In 2000, Chí Tài switched to comedy. He regularly appeared in various shows of Paris By Night – along with Quang Minh and Hồng Đào, Trang Thanh Lan, Kiều Linh, Uyên Chi, Kiều Oanh, Lê Tín, Hoài Linh, Thúy Nga, Hoài Tâm, Việt Hương, Hương Thủy, Bé Tí…

== Liveshow ==

=== Liveshow Chí Tài – Những Chuyện Tình Nghiệt Ngã 1 (2017) ===
- Chuyện tình 1 (Chí Tài, Trường Giang, Hứa Minh Đạt, Lâm Vỹ Dạ, Thanh Tân, Tố My, Tóc Tiên);
- Chuyện tình 2 (Chí Tài, Trấn Thành, Tiến Luật, Thu Trang, Quách Ngọc Tuyên, Hoài Lâm);
- Chuyện tình 3 (Chí Tài, Hoài Linh, Trường Giang, Cát Phượng, Long Đẹp Trai, Nam Thư, Hồng Thanh).

=== Liveshow Chí Tài – Những Chuyện Tình Nghiệt Ngã 2 (2019) ===
- Part 1: Cô Bé Áo Dài – Written by: Chí Tài – Performed by: Chí Tài, Thúy Ngân and Vũ Đoàn NK;
- Part 2: Chuyện Tình 1 (Chí Tài, Hoài Linh, Trường Giang, Lâm Vỹ Dạ, Quách Ngọc Tuyên, Thúy Ngân, Lê Khâm);
- Part 3: Chuyện Tình 2 (Chí Tài, Hoài Linh, Trấn Thành, Lê Giang, Tiến Luật, Khả Như, HH Trần Ngọc Châu);
- Part 4: Ca khúc Yêu – Written by: Nhật Trường – Performed by: Chí Tài, Phương Loan and Vũ Đoàn NK.

== Plays ==

- Người nhà quê
- Cổ tích một tình yêu
- Dâu đất khách
- Osin là ông nội
- Tuyển vợ (Môi Tím)
- Bên cầu dệt lụa (Liveshow Ái Xuân)
- Quái xế (Liveshow Chí Tài Comedian 2008)
- Dân chơi hàng mướn (Liveshow Chí Tài Comedian 2008)
- Ai Câm (Liveshow Chí Tài Comedian 2008)
- Đánh Ghen (Liveshow Hoài Linh Ru Lại Câu Hò)
- Đèo Gió Hú (Liveshow Hoài Linh Bí Mật Bật Mí Bị Mất)
- Bầy vịt cái (Liveshow Hoài Linh Những Tên Cướp Biển Vùng Caribê)
- Rượu (Liveshow Hoài Linh Kung-Fu)
- Nỗi đau đất dày (Liveshow Hoài Linh Kỳ Án)
- Đêm kinh hoàng (Liveshow Thúy Nga Xin Lỗi, Em Chỉ Là Con Quỷ)
- Cuộc thi các đệ nhất (Hài tết 2010 VCD Chuyện đời)
- Tân Ngao Sò Ốc Hến (Liveshow Bảo Quốc 50 năm vui cười cùng sân khấu)

== Gameshow/Talkshow ==
- Ơn giời cậu đây rồi! – VTV3 (2014–2015)
- Bí mật đêm Chủ Nhật – HTV7 (2015)
- Tôi là người chiến thắng – HTV7 (2015)
- Người bí ẩn (2015, 2019)
- Gương mặt thân quen (2017)
- Ký ức vui vẻ – VTV3 (2019)
- Giọng ải giọng ai – HTV7 (2019)

==Personal life==
In 1987, Chí Tài married singer Phương Loan.
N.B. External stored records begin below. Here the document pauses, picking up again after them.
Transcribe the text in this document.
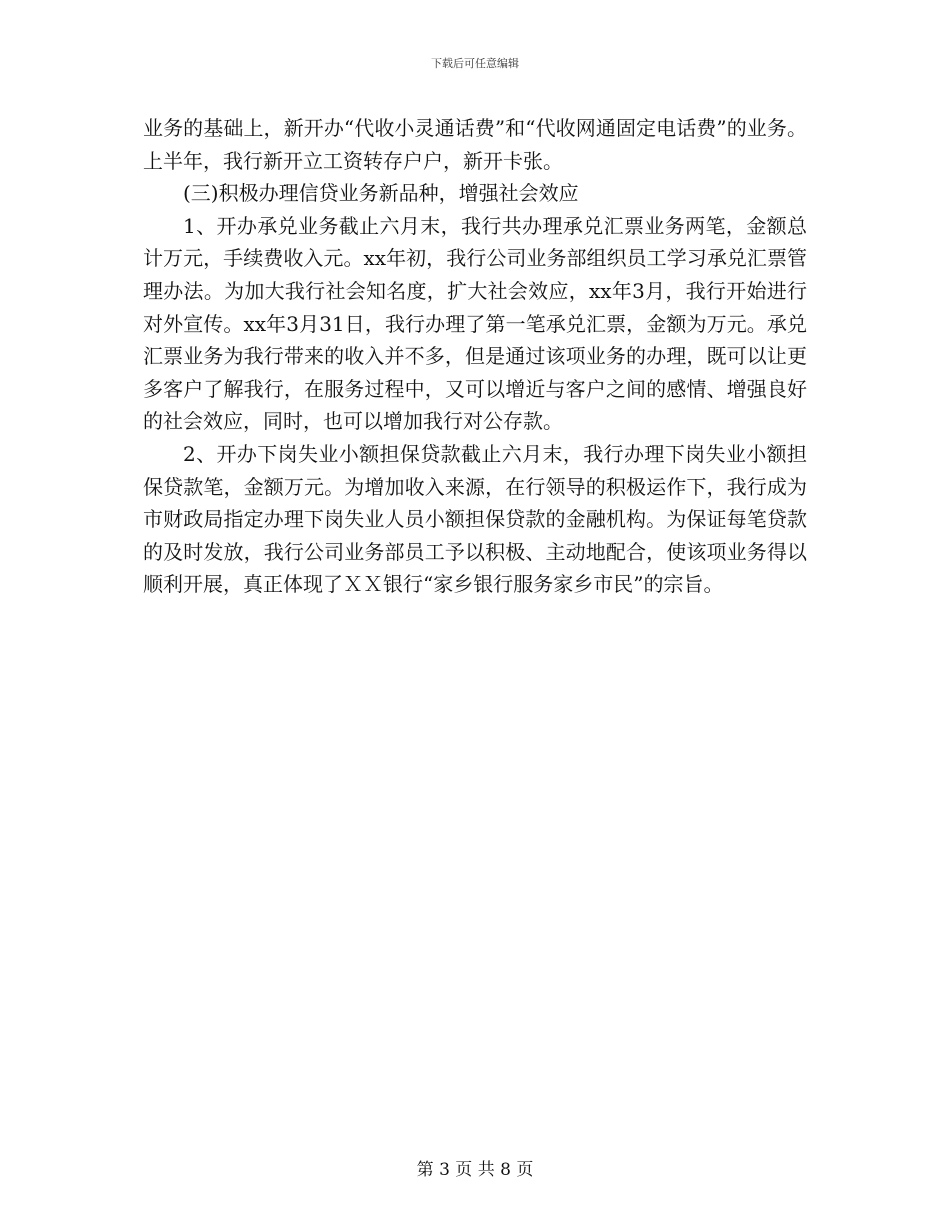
下载后可任意编辑

业务的基础上，新开办“代收小灵通话费”和“代收网通固定电话费”的业务。上半年，我行新开立工资转存户户，新开卡张。

(三)积极办理信贷业务新品种，增强社会效应

1、开办承兑业务截止六月末，我行共办理承兑汇票业务两笔，金额总计万元，手续费收入元。xx年初，我行公司业务部组织员工学习承兑汇票管理办法。为加大我行社会知名度，扩大社会效应，xx年3月，我行开始进行对外宣传。xx年3月31日，我行办理了第一笔承兑汇票，金额为万元。承兑汇票业务为我行带来的收入并不多，但是通过该项业务的办理，既可以让更多客户了解我行，在服务过程中，又可以增近与客户之间的感情、增强良好的社会效应，同时，也可以增加我行对公存款。

2、开办下岗失业小额担保贷款截止六月末，我行办理下岗失业小额担保贷款笔，金额万元。为增加收入来源，在行领导的积极运作下，我行成为市财政局指定办理下岗失业人员小额担保贷款的金融机构。为保证每笔贷款的及时发放，我行公司业务部员工予以积极、主动地配合，使该项业务得以顺利开展，真正体现了ＸＸ银行“家乡银行服务家乡市民”的宗旨。

第 3 页 共 8 页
The couple agreed not to have children so that he would be able to focus on his career. During an interview in 2019, he said that he couldn't help but regret because he didn't have a child to follow his footsteps.

== Death ==
On December 9, 2020, at Phú Nhuận, Ho Chi Minh City, Chí Tài died in hospital from a stroke. He was found paralyzed on 7th floor's staircase at Botanic apartment. Although an ambulance was immediately dispatched to take him to a hospital, Chí Tài didn't survive. Previously, Chí Tài was diagnosed with diabetes and high cholesterol..
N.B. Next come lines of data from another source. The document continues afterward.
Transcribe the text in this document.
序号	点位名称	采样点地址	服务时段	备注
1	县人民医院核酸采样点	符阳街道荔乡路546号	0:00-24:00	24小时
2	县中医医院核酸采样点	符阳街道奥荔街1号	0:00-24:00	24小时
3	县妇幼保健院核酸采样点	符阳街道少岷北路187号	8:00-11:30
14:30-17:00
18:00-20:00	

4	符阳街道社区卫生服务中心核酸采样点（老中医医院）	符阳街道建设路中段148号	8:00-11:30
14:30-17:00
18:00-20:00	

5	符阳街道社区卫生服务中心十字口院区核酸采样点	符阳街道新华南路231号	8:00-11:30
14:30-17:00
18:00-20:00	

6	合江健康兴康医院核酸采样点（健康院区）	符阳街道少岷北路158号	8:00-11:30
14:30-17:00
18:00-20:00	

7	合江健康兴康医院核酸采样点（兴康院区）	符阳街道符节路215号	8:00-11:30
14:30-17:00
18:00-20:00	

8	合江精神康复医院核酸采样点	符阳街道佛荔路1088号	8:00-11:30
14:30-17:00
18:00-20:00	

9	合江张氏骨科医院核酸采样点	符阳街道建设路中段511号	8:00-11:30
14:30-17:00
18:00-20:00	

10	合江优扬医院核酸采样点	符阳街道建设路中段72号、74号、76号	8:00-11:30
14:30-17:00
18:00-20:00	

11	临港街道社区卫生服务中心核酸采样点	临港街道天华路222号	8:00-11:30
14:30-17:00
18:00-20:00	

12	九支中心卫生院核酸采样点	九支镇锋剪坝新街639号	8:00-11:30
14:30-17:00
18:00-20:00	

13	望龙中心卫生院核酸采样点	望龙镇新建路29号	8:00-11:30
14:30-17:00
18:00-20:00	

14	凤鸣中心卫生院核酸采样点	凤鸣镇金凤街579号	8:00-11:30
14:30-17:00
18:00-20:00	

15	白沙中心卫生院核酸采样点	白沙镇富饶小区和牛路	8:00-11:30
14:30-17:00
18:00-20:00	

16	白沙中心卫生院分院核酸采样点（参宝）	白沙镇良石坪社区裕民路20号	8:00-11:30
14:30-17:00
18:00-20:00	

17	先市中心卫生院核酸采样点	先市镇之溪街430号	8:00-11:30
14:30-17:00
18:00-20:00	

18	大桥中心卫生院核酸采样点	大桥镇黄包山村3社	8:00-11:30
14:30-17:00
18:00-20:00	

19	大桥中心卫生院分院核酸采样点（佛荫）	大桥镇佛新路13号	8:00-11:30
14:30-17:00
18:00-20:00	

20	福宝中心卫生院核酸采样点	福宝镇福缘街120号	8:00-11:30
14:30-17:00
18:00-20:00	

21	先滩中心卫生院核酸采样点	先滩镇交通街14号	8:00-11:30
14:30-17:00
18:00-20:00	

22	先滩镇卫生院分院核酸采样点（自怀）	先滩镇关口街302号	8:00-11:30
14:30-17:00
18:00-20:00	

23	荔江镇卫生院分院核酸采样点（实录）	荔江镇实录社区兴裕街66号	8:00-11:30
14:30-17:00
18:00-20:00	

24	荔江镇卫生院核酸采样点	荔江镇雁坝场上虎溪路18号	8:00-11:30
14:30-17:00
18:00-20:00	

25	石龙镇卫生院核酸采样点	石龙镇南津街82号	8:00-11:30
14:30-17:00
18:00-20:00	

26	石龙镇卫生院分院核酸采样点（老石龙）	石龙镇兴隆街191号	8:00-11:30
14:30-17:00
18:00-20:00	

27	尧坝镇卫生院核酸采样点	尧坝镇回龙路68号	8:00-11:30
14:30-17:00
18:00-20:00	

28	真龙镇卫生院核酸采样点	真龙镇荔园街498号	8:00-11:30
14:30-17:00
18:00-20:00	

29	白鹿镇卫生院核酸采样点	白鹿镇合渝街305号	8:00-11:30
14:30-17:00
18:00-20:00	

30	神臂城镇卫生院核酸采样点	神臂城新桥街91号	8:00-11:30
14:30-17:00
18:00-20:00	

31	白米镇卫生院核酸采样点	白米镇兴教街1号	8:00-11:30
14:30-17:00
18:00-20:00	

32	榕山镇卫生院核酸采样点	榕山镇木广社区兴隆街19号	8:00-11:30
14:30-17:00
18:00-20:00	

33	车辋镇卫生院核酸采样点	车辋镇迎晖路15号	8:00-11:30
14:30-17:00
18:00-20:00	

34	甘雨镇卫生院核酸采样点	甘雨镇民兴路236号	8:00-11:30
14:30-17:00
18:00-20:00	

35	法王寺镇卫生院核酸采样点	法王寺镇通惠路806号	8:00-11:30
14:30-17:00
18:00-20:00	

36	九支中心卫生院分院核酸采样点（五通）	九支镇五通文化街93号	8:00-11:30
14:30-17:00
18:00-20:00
Phương Loan – Chí Tài's wife – wanted to bring her husband back to the US for burial. Hoài Linh – Chí Tài's colleague and close friend, who had stayed with him in the last minutes – was authorized by his family to look after this matter. Visitation ceremony was held at the Ministry of Defense Funeral Home No. 5 Pham Ngu Lao Street, Ward 3, Go Vap District, Ho Chi Minh City on December 12 – in accordance with Catholic rites. A large crowd of Vietnamese artists and thousands of fans were present. In the same afternoon, the coffin was brought to Tân Sơn Nhất airport to be brought back to the US according to the family's wishes.
There, he was cremated at Peek Funeral Home, later inurned at Holy Sepulcher Cemetery in California.